POR EDWARD MAGRO
Nem todos os vampiros são eternos, mas Dalton Trevisan parece ter desafiado essa regra até o limite. O escritor paranaense, um dos maiores contistas brasileiros e lendário “Vampiro de Curitiba”, nos deixou nesta segunda-feira, aos 99 anos. Ao contrário dos personagens que criava, cheios de vícios e sombras, Trevisan foi um recluso peculiar, mas profundamente humano, que transformou sua vida e obra em um irresistível mistério literário.
“Todo vampiro é imortal. Ou, ao menos, seu legado é”, escreveu sua família em um comunicado. E que legado! Autor de cerca de 50 obras, todas marcadas por uma busca obsessiva pela concisão, ele fez dos contos a sua morada eterna. “Para escrever o menor dos contos a vida inteira é curta. Nunca termino uma história. Cada vez que a releio, eu a reescrevo”, confessou em 1965. A versão reduzida de “Eucaris — a dos Olhos Doces” é prova disso: começou com mais de mil palavras em 1945 e terminou com 229 em sua edição final.
Recluso ou espião?
Trevisan nutria uma aversão especial à imprensa. Sua última entrevista foi em 1972, mas sua ausência não significava inatividade. Enquanto muitos o imaginavam trancado em uma mansão gótica — ou algo do tipo —, o autor circulava tranquilamente por Curitiba. “Ele não era recluso, era um flâneur”, garantem amigos. Era visto em caminhadas matinais, trocando acenos com estudantes de letras que, nervosos, cochichavam: “É ele!”

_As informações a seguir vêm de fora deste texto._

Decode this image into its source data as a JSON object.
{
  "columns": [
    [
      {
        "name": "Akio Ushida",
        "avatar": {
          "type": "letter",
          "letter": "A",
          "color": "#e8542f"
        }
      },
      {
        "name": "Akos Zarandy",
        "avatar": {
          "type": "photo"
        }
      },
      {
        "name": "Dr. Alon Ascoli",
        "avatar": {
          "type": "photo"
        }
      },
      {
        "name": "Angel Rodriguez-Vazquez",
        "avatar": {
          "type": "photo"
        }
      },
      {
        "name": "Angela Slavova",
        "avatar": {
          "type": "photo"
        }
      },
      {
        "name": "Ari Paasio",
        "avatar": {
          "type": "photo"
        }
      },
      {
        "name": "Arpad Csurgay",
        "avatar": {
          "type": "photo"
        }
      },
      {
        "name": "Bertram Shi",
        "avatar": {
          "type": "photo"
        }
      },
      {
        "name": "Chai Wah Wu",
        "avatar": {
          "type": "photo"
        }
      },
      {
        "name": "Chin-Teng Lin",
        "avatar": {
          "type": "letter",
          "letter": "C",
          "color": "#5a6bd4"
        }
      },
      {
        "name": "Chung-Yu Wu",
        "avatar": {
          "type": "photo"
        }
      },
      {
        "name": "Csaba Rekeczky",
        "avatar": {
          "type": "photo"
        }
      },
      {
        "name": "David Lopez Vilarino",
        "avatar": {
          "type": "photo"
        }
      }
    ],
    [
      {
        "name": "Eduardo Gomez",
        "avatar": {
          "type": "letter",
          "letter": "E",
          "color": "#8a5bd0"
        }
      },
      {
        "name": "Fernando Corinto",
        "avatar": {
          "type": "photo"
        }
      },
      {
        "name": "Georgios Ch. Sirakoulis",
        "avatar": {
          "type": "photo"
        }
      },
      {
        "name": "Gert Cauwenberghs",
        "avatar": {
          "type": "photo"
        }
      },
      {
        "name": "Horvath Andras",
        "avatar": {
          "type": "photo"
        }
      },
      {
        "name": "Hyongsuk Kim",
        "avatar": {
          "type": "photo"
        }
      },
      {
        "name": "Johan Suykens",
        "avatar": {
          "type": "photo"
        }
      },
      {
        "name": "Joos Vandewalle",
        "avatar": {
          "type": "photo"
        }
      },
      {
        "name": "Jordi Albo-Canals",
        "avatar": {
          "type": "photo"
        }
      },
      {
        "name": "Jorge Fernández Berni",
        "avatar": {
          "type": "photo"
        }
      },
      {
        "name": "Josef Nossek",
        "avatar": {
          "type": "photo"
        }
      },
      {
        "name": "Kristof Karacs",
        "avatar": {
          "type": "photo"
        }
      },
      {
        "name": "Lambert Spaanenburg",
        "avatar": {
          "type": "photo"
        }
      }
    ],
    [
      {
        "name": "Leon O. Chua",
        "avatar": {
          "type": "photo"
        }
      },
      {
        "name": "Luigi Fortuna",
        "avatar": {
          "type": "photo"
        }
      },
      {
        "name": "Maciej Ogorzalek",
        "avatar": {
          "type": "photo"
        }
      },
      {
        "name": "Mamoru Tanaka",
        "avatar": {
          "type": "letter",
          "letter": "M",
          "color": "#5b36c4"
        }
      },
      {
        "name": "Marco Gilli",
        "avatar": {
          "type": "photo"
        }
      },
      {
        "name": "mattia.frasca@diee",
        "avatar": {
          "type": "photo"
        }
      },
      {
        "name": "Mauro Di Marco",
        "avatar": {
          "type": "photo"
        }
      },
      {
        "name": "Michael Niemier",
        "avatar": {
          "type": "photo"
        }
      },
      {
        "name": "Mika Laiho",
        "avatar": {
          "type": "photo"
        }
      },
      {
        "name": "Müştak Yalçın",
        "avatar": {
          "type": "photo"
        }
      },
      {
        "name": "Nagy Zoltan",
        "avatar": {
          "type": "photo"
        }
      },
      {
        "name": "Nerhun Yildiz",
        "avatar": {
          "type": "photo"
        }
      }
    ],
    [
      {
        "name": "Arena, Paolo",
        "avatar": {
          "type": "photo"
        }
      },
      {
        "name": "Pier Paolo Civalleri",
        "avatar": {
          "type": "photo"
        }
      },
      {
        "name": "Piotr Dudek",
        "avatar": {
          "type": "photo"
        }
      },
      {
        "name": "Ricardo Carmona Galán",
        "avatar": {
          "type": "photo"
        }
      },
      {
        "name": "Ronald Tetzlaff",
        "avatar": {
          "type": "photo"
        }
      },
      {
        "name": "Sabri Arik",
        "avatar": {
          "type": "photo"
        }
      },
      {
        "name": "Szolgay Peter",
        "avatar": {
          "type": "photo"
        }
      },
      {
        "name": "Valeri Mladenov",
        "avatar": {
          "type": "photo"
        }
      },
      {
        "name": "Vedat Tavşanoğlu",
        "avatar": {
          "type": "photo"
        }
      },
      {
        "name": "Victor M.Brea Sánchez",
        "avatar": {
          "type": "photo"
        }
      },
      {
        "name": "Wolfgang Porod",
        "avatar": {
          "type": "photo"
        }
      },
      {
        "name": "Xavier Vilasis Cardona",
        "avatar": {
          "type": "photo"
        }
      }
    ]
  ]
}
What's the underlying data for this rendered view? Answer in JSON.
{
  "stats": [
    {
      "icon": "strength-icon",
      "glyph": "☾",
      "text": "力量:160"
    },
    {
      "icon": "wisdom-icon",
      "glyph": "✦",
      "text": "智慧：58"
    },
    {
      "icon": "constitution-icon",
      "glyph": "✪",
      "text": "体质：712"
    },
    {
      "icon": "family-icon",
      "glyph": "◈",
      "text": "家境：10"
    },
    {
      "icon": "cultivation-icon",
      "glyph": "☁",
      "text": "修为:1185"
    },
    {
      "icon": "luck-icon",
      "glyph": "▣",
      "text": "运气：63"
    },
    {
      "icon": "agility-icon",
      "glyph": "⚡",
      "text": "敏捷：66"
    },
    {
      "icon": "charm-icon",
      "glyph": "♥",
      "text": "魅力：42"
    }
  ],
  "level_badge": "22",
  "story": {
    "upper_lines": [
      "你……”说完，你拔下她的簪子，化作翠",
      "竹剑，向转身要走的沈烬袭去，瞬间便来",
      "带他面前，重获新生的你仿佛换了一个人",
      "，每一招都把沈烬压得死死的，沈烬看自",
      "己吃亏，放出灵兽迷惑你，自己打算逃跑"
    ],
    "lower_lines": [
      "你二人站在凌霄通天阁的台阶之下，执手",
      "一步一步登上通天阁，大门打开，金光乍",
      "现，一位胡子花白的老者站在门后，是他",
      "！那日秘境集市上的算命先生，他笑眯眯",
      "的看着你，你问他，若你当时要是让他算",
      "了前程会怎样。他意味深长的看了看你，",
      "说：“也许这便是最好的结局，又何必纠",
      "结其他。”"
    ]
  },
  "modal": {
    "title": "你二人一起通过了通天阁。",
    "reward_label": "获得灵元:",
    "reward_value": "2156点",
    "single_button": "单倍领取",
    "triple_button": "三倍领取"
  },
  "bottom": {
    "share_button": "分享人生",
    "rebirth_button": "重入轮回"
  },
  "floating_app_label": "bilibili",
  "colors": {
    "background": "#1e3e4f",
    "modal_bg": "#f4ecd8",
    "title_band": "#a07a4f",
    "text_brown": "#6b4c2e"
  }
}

Mesmo assim, gostava de alimentar a aura de mistério. Receber jornalistas? Jamais! Mas pregar peças, sim. Em uma ocasião, atendeu uma repórter se passando por outra pessoa, apenas para, no final, revelar sua verdadeira identidade com um sorriso zombeteiro. Esse humor ácido também permeava suas opiniões. “Você já viu gente de mais de 80 anos produzir alguma coisa que preste?”, provocava, contradizendo sua própria carreira prolífica.
Uma Curitiba à sua imagem e semelhança
Curitiba é praticamente um personagem em sua obra. Era na cidade que ele caminhava, observava e escrevia. Mesmo sua casa antiga, com pichações que ele nunca fez questão de remover, ganhou um “acento punk”, como descreveu certa vez um amigo. Nada de muros altos ou portões opacos; as cortinas cerradas já eram suficientes para preservar o mistério.
A cidade, que sempre esteve presente em seus contos, retribuirá o carinho. Em 2025, ano em que Trevisan completaria 100 anos, a editora Todavia relançará sua obra completa, junto com uma antologia especial. E, para coroar a celebração, Curitiba prepara um desfile carnavalesco, com o enredo “Os Cem Anos do Vampiro”. A ironia certamente arrancaria um sorriso do escritor.
O homem, o mito, o monstro moral
Trevisan era muitas coisas: minimalista, polemista, cronista da solidão urbana, mas, acima de tudo, um “monstro moral”, como gostava de se autodefinir. Seus personagens, como o inesquecível Nelsinho de “O Vampiro de Curitiba”, espelhavam a melancolia e as contradições humanas. “Eu vos desprezo, ó virgens cruéis. A todas eu poderia desfrutar. Ser eunuco, ai quem me dera”, diz Nelsinho, encapsulando a solidão de quem devora e é devorado pelos próprios desejos.
Dalton Trevisan deixa duas netas, Katiuscia e Natasha, além de várias gerações de leitores, contistas e aspirantes que dariam a jugular para uma mordida de sua genialidade.
Como ele próprio dizia: “Só a obra interessa.” Mas a verdade é que o Vampiro de Curitiba era tão fascinante quanto os contos que escreveu. E agora, ao apagar das luzes, permanece mais vivo do que nunca.